Bachelor of Science (B.S.) in Political Science and University Honors

Department

Political Science

Language

English

Subjects

intellectual property, repeat players, infringement, qualitative, empirical

Abstract

This thesis investigates the applicability of Marc Galanter's 1974 model of repeat-player (RP) and one-shotter (OS) civil litigation to the domain of intellectual property (IP) infringement disputes. While Galanter's framework predicts that repeat players will enjoy structural advantages over one-shotters, this paper argues that IP deviates from that model in consequential ways. Unique features of IP infringement litigation, including the duty to enforce, the risk of invalidation at trial, the inverse relationship between firm size and infringement stakes, and compounding advantages accruing to large firms, produce a hierarchy of strategic advantage that is more steeply resource-dependent than Galanter anticipates.

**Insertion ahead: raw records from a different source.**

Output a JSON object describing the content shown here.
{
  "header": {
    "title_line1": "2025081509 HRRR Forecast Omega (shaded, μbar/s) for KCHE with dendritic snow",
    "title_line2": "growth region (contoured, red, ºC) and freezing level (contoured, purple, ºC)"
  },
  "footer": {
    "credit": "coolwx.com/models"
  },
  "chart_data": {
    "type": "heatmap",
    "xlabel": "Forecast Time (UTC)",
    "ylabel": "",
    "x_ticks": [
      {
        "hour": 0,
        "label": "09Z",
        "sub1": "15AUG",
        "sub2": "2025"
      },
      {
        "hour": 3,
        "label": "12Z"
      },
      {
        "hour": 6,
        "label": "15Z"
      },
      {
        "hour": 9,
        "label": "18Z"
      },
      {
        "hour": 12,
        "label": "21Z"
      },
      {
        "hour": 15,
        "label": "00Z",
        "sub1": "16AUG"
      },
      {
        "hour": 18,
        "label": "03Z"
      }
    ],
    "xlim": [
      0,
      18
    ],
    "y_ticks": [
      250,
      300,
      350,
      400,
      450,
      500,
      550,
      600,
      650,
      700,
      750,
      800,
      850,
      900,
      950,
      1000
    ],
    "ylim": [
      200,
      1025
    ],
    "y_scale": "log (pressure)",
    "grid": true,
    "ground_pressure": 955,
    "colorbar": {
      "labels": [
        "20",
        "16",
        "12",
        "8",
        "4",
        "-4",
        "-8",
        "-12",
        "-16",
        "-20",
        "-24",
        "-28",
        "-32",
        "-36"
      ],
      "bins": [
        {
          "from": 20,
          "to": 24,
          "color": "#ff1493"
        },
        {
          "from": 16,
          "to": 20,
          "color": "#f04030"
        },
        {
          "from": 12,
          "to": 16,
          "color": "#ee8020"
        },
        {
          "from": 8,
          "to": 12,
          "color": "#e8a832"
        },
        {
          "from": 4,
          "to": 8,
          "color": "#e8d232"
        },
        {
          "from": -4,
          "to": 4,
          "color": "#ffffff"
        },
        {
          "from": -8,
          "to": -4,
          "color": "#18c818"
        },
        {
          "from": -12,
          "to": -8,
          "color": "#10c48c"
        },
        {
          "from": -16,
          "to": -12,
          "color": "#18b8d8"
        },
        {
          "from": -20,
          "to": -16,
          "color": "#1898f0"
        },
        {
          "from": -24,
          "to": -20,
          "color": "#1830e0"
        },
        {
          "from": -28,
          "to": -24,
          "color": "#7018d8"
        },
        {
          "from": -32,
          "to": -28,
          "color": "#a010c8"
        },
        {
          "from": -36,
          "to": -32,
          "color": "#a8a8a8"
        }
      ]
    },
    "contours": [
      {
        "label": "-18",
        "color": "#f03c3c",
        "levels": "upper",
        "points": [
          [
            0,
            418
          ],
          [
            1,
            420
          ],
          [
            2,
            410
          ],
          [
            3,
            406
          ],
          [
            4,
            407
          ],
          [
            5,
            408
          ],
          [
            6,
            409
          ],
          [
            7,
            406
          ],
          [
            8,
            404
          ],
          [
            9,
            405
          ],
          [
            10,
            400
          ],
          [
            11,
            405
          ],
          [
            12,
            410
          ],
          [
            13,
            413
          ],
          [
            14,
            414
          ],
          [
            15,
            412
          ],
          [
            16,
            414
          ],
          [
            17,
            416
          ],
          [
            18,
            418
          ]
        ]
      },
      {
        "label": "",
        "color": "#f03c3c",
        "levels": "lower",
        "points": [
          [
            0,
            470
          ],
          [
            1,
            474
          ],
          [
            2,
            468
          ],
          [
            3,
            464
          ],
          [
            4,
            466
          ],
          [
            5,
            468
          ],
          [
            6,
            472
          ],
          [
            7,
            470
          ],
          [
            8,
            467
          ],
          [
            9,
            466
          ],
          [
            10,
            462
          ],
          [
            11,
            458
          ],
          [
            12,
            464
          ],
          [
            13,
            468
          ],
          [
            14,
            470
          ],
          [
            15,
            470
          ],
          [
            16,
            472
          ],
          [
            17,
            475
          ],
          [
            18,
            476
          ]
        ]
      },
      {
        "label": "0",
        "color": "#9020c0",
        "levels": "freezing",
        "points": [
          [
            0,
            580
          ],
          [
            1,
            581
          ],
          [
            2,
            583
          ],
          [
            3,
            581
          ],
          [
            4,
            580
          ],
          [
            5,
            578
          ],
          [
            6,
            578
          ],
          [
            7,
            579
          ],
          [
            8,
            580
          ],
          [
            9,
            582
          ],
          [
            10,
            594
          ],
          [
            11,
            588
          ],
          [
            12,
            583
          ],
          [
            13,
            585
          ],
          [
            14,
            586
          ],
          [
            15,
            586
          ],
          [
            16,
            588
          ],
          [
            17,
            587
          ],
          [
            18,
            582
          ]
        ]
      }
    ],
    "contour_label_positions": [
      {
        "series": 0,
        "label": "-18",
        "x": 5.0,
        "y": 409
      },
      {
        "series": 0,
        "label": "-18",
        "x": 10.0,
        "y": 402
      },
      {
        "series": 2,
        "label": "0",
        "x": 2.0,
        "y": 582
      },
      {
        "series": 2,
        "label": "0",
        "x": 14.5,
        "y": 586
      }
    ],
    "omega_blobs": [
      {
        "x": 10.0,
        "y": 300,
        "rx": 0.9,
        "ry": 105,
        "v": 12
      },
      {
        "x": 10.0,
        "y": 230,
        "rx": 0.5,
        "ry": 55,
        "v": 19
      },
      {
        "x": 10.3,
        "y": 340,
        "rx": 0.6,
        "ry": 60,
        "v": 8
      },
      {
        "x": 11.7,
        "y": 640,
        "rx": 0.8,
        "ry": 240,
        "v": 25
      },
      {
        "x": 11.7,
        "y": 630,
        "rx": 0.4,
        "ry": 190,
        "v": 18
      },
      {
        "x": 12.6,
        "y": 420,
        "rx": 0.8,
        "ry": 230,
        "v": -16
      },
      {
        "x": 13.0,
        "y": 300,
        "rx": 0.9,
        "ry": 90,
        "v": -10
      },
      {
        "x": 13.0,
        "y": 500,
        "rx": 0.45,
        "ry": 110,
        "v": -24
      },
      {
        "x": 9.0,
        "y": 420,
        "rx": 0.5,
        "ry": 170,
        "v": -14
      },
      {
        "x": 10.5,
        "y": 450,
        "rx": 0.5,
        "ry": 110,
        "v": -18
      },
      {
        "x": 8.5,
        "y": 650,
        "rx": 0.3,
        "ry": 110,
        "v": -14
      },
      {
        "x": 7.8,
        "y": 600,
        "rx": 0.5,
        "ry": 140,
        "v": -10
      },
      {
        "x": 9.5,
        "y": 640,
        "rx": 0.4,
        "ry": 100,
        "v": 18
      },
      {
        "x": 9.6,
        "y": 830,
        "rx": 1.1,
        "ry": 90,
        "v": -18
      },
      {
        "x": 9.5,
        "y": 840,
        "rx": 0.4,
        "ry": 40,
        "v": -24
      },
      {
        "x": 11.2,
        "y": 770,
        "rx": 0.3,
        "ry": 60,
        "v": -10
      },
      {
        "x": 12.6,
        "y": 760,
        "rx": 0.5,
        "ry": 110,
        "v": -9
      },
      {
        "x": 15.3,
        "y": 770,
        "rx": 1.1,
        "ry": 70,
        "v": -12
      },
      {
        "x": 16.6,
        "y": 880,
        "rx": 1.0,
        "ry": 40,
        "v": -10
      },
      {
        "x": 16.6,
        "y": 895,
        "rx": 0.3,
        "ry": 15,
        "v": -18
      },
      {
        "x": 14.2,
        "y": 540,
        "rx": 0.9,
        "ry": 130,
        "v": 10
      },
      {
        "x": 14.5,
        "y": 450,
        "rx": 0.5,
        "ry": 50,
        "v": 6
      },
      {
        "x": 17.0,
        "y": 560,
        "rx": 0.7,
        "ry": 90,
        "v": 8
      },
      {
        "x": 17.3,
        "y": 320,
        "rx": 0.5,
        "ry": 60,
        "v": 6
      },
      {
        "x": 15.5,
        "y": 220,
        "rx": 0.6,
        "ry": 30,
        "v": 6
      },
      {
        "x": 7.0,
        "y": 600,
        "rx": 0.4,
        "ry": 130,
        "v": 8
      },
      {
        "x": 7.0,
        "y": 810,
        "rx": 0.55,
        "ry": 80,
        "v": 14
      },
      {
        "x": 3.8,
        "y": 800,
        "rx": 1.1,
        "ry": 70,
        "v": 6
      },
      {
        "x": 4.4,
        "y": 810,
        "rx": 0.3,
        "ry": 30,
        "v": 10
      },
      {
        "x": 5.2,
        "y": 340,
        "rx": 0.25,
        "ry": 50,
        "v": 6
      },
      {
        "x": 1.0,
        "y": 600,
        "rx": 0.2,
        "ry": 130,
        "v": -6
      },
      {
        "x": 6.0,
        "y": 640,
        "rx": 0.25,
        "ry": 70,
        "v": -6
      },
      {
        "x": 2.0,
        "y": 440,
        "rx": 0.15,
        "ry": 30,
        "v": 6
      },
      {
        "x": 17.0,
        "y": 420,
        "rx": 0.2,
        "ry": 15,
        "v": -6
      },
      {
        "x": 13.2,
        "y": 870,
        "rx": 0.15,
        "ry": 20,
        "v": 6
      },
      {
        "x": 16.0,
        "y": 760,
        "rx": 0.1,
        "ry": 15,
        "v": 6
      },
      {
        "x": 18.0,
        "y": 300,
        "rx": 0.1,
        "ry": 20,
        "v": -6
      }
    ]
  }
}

Drawing on empirical data, alongside a review of scholarship on IP acquisition, ownership, enforcement, and firm behavior, this paper develops a comparative model of small firms, large firms, and individual IP holders as distinct litigant types. It finds that small firms, despite qualifying formally as repeat players, exhibit structural disadvantages characteristic of one-shotters, including disproportionately high infringement stakes, constrained settlement options, and limited ability to leverage litigation strategically, while large firms exceed Galanter's RP ideal type through superior economies of scale, portfolio-based enforcement advantages, and compounding inter-sector IP benefits. Individual holders, meanwhile, occupy a paradoxical position: structurally resembling one-shotters yet embedded in an inherently repeat-litigation environment, rendering their disadvantages uniquely acute.

The paper draws implications for Galanter's thesis regarding the "bending of rules" in favor of repeat players, suggesting that in the IP context, legal and regulatory development is most likely skewed toward the interests of the largest incumbent firms.